Scouting Report: Patriots Wide Receivers

The Colts may not be able to stop New England's potent passing attack due to their talented depth of wide receivers, but Brad Keller has some thoughts on how Indianapolis might be able to slow them down.

Wide Receivers:

On Sunday, the Colts will face one of the best in business in Randy Moss.  But, given that they already were able to shut down Steve Smith of the Carolina Panthers, this should be no challenge at all for Kelvin Hayden and Bob Sanders, right?

Well, the problem with that logic is that the Patriots also employ two other very talented receivers named Wes Welker and Donte Stallworth.  Stallworth and Moss are both tall receivers with deep speed who can also make defenses pay after the catch.  Welker has been used more as a possession receiver so far this season, but has also made his share of big plays.  Throughout the course of the year, whoever has focused on Moss and Stallworth has given Welker a big day, while whoever has ignored Moss has given him a big day.

Since the strategy of choosing which receiver should have 9 catches for 189 yards and two touchdowns is not a sound one, it would actually behoove the Colts to focus on an area of the field as opposed to specific receivers -- one of the hallmarks of the zone defense and, by proxy, the Cover 2.

For the most part, the Patriots focus on the middle of the field -- short, intermediate, and deep -- with little attention being paid to the perimeter, especially 10 to 20 yards down the field.  Tom Brady has the arm to throw a 15-yard out, but he is seldom asked to do so.  Generally, when Brady is targeting a receiver, that receiver is either right in front of him -- possibly 20-plus yards down the field, but directly in his line of sight -- or right next to him in the flat, usually a screen or a pass to a running back.

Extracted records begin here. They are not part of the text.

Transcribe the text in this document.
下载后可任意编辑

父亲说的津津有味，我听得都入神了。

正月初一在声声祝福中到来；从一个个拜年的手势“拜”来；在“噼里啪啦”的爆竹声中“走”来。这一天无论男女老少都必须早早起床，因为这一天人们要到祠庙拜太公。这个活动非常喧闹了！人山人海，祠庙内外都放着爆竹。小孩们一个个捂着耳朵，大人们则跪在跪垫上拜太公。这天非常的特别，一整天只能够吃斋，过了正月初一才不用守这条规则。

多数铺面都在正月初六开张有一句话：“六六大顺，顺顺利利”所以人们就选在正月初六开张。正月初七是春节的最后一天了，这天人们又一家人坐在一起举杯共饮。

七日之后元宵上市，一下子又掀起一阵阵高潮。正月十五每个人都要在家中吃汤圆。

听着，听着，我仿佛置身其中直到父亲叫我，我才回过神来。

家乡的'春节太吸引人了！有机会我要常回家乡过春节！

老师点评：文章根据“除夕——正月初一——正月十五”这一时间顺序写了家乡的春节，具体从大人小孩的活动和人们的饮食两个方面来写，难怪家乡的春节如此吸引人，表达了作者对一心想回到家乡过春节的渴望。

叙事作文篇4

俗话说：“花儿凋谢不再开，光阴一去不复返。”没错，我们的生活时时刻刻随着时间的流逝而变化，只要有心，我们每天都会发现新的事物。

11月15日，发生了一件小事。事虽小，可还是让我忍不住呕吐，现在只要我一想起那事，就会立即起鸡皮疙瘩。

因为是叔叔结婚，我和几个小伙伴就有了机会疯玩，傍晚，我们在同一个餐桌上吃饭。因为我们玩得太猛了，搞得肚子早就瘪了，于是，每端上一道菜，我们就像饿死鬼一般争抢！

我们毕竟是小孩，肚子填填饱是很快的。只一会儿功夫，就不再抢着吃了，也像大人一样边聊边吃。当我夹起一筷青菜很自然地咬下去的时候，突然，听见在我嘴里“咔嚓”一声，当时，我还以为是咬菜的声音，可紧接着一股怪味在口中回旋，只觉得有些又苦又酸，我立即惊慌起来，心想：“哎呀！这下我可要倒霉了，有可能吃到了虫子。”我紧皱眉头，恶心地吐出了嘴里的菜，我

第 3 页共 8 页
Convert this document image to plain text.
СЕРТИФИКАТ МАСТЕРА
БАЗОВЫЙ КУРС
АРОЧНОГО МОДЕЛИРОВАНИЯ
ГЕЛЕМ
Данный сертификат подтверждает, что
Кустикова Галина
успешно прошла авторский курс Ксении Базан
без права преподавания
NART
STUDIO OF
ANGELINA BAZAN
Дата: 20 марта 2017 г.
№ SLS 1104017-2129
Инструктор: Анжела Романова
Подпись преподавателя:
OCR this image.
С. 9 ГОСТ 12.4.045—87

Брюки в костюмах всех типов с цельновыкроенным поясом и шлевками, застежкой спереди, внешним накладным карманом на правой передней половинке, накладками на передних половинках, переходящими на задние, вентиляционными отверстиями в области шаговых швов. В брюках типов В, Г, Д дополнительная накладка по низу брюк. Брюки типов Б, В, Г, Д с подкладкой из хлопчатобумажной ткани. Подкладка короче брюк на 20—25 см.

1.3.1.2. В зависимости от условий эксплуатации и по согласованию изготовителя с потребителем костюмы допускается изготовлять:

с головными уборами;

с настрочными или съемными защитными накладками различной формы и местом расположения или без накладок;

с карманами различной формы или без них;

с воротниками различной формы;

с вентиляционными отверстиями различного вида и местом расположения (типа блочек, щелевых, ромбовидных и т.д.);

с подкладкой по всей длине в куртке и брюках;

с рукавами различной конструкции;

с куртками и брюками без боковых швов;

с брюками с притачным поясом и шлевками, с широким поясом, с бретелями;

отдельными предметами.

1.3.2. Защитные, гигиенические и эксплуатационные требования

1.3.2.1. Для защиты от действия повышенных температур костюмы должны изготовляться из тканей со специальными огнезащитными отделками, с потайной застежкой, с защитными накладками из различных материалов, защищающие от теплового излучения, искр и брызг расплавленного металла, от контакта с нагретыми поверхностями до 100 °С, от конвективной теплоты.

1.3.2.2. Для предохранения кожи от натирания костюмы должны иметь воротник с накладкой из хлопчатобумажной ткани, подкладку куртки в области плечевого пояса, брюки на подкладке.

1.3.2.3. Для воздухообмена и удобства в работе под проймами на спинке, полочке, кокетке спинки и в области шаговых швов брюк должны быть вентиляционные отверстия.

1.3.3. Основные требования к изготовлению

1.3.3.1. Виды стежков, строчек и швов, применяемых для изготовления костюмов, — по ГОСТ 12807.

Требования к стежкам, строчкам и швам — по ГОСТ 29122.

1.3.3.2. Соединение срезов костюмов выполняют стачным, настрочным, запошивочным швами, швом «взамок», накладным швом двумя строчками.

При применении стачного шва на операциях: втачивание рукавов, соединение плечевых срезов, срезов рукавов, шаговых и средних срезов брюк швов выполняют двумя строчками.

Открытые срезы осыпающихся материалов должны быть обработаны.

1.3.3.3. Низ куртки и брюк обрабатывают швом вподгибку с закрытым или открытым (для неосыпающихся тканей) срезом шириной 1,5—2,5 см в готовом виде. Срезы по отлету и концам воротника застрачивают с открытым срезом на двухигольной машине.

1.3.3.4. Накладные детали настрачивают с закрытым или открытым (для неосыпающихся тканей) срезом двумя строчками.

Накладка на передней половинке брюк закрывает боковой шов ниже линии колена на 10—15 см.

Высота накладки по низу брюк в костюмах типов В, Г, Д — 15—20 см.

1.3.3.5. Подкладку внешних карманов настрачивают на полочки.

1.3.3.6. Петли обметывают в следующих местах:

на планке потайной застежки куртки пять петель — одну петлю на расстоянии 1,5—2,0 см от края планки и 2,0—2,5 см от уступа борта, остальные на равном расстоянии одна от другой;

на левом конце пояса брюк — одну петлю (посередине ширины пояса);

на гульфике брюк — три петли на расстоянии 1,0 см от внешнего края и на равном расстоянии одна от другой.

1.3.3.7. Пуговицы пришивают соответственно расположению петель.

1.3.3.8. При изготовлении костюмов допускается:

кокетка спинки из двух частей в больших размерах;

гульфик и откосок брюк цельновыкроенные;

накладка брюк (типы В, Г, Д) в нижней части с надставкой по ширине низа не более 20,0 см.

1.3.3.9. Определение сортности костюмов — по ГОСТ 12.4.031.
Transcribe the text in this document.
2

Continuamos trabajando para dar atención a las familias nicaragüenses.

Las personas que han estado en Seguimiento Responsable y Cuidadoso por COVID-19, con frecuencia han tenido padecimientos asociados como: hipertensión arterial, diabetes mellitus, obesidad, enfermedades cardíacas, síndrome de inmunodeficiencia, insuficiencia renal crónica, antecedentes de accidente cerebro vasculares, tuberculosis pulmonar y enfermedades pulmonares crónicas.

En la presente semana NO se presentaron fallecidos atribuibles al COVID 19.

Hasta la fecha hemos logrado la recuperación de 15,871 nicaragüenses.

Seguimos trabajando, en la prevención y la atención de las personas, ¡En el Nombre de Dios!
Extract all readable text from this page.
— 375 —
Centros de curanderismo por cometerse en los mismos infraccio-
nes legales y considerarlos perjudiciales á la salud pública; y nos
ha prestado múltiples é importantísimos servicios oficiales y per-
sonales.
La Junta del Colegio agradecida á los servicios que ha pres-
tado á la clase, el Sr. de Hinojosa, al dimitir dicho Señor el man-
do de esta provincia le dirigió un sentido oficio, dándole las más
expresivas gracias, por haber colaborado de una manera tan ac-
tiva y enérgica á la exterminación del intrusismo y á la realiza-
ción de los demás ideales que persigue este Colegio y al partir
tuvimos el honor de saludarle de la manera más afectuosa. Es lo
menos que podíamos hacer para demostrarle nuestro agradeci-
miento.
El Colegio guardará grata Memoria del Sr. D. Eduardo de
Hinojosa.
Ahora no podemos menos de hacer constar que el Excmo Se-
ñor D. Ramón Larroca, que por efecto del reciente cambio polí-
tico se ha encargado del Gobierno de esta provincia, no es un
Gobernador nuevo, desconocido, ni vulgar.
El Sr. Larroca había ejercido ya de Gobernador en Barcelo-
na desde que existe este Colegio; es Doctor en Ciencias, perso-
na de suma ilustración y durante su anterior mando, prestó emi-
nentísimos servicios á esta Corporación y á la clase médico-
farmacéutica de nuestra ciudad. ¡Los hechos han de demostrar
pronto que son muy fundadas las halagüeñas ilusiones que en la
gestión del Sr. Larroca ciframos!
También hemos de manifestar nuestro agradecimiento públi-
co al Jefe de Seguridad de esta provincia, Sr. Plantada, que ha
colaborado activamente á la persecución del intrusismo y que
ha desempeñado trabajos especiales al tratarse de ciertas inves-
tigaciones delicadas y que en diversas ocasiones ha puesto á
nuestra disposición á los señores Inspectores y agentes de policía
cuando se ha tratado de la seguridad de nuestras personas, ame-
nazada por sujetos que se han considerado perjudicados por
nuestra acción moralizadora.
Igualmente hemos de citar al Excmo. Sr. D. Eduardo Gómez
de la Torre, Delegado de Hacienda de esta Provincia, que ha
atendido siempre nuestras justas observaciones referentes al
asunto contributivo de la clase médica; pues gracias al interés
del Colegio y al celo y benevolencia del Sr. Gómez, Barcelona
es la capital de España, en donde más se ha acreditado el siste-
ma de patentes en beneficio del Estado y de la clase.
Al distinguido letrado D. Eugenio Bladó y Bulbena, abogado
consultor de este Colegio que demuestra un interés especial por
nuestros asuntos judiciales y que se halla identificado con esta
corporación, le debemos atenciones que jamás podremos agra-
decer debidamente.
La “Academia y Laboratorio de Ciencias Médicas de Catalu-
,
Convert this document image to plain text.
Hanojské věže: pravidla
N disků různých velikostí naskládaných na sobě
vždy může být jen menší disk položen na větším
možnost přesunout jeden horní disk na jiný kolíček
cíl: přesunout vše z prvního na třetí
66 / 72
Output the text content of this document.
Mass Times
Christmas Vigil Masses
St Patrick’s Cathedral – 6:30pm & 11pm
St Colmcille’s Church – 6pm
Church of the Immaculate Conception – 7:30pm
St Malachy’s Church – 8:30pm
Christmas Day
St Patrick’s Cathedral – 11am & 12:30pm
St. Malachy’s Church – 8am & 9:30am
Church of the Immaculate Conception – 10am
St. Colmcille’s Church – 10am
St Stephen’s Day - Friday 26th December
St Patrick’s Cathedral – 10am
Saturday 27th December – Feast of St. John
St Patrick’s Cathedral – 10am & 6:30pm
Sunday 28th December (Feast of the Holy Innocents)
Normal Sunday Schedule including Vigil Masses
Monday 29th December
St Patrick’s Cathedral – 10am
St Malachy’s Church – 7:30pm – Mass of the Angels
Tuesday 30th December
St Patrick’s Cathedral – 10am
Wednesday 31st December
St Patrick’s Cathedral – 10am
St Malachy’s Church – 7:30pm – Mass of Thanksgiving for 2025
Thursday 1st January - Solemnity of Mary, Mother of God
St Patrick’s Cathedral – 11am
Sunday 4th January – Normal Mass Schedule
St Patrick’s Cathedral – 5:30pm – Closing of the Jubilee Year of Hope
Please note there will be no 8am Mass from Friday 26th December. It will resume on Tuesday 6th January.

New England's strategy in the passing game is actually deadly simple: If the defense shows man coverage, throw to the guy that's single-covered.  If they show zone, throw down the middle of the field, where there are large gaps in the zone.  If they crowd the line, throw deep.  If they play way off the line, throw screens and into the flat.

Therefore, the best strategy on defense will be to make sure that Brady is constantly checking down to his running backs and tight ends.  In order to contain the receivers, the Colts should play off the line of scrimmage  -- but not too far off, which would invite screen passes and structure their Cover 2 defense deep, backing away from the line of scrimmage as soon as the ball is snapped.

If Brady and his talented group of receivers are to move the ball, Indianapolis should make them earn it.  The Patriots passing game cannot be stopped from scoring, but they can be slowed down and forced to work.